Finanzskandal im Vatikan: Büros von Ex-Verwaltungschef durchsucht

Im Rahmen von Ermittlungen um mutmaßlich dubiose Finanztransaktionen hat die vatikanische Justiz Büro- und Privaträume eines ehemaligen Verwaltungschefs des Staatssekretariats durchsucht. Bei der von der vatikanischen Staatsanwaltschaft angeordneten Aktion seien bei Andrea Perlasca Dokumente und Computer beschlagnahmt worden, teilte der Vatikan am Dienstag mit. Papst Franziskus hatte den Geistlichen im vergangenen Sommer an die Apostolische Signatur, das höchste Gericht der vatikanischen Kurie, versetzt.

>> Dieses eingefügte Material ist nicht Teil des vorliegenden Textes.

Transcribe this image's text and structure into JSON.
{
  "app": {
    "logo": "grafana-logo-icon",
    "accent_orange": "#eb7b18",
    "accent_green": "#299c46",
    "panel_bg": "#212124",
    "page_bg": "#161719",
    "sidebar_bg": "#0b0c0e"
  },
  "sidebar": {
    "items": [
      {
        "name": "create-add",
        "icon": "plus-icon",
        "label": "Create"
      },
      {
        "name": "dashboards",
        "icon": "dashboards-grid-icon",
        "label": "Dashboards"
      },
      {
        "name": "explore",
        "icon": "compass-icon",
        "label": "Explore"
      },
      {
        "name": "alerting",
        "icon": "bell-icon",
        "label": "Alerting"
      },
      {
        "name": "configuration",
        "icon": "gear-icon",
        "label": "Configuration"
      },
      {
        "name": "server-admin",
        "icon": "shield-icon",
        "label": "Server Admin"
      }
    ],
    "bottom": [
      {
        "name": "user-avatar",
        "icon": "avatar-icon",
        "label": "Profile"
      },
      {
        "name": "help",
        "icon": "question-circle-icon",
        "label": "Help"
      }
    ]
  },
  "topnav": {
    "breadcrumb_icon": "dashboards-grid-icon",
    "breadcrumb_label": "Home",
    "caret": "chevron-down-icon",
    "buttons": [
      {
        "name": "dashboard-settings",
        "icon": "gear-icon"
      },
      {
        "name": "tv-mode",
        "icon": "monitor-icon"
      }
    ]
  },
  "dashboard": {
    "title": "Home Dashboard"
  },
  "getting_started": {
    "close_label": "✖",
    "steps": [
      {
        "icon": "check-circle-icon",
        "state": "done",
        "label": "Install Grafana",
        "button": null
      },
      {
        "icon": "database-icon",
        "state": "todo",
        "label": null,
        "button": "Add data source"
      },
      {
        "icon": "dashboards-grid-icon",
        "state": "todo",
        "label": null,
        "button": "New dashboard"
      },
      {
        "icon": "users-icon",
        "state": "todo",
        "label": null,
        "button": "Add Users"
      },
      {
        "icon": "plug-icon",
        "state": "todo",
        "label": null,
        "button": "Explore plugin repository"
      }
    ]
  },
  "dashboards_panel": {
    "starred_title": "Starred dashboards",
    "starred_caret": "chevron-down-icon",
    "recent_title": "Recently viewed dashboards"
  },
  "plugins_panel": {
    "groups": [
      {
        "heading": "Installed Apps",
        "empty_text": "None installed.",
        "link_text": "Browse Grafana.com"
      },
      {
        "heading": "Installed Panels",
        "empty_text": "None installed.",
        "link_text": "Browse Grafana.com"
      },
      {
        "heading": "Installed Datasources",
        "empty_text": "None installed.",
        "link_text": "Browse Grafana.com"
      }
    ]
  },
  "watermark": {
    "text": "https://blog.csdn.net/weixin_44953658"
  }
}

Die Durchsuchungen wurden den Angaben zufolge aufgrund der Aussagen bereits vom Dienst suspendierter Mitarbeiter veranlasst. Die vatikanischen Ermittler arbeiten demnach mit ausländischen Justizbehörden zusammen. Hintergrund sind Ermittlungen um Investitionen in Luxusimmobilien in London und die Verwendung des Peterspfennigs, für den Gläubige in aller Welt zugunsten karitativer Initiativen des Papstes spenden. Daraufhin wurden im vergangenen Oktober fünf Mitarbeiter des Staatssekretariats und der Finanzaufsicht (AIF) suspendiert, darunter deren Leiter Tommaso Di Ruzza.